Letzte Briefe der getöteten Kriegsgefangenen

In den letzten Briefen der bei der türkischen Invasion in Gare getöteten Kriegsgefangenen fragen die Soldaten, Polizisten und Geheimdienstmitarbeiter, warum der Staat nichts für sie unternimmt und ihre Gefangenschaft kein Thema in der Türkei ist.

Bei der Invasion der türkischen Armee im Februar in Gare ist drei Tage lang ein Kriegsgefangenenlager bombardiert worden, zwölf türkische Soldaten, Polizisten und Geheimdienstmitarbeiter wurden dabei getötet. 2019 hatten die Kriegsgefangenen einen gemeinsamen Brief an den türkischen Parlamentspräsidenten Mustafa Şentop und den CHP-Vorsitzenden Kemal Kılıçdaroğlu geschrieben.
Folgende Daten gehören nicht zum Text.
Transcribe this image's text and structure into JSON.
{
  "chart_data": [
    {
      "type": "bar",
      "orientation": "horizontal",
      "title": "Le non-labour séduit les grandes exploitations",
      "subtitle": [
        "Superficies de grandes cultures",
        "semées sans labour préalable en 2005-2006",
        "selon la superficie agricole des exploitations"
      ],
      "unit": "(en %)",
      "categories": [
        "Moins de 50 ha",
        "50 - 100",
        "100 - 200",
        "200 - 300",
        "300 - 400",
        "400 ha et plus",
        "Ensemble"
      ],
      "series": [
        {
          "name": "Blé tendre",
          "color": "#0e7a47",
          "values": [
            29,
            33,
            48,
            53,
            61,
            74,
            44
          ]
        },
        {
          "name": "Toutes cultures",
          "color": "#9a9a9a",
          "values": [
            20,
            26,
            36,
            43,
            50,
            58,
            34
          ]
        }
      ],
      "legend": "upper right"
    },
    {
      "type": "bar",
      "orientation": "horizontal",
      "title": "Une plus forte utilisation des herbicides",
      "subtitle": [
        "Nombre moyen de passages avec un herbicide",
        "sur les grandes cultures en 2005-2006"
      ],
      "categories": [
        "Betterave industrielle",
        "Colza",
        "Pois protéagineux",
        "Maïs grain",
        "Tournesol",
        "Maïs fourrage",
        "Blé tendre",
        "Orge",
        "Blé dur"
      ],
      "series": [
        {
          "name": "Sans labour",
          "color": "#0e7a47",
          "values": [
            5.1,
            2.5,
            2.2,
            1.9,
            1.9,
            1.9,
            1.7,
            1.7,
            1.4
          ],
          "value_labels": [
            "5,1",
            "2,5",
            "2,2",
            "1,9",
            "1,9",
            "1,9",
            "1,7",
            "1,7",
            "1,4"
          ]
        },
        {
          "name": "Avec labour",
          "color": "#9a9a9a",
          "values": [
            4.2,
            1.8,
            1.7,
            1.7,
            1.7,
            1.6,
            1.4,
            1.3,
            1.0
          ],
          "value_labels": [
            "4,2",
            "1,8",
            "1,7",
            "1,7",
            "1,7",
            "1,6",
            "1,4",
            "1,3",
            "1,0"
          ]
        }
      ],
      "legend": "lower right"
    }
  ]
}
Außerdem gibt es gesonderte Briefe an die Familien und einer der Gefangenen hat an Staatspräsident Erdogan appelliert. Kopien dieser Briefe vom 6. September 2019 liegen ANF vor, sie wurden von Sedat Sorgun, Ümit Gıcır, Sedat Yabalak, Vedat Kaya, Hüseyin Sarı, Mevlüt Kahveci, Semih Özbey, Süleyman Sungur, Müslüm Altıntaş, Aydın Köse, Adil Kabaklı und M. Salih Kanca unterzeichnet.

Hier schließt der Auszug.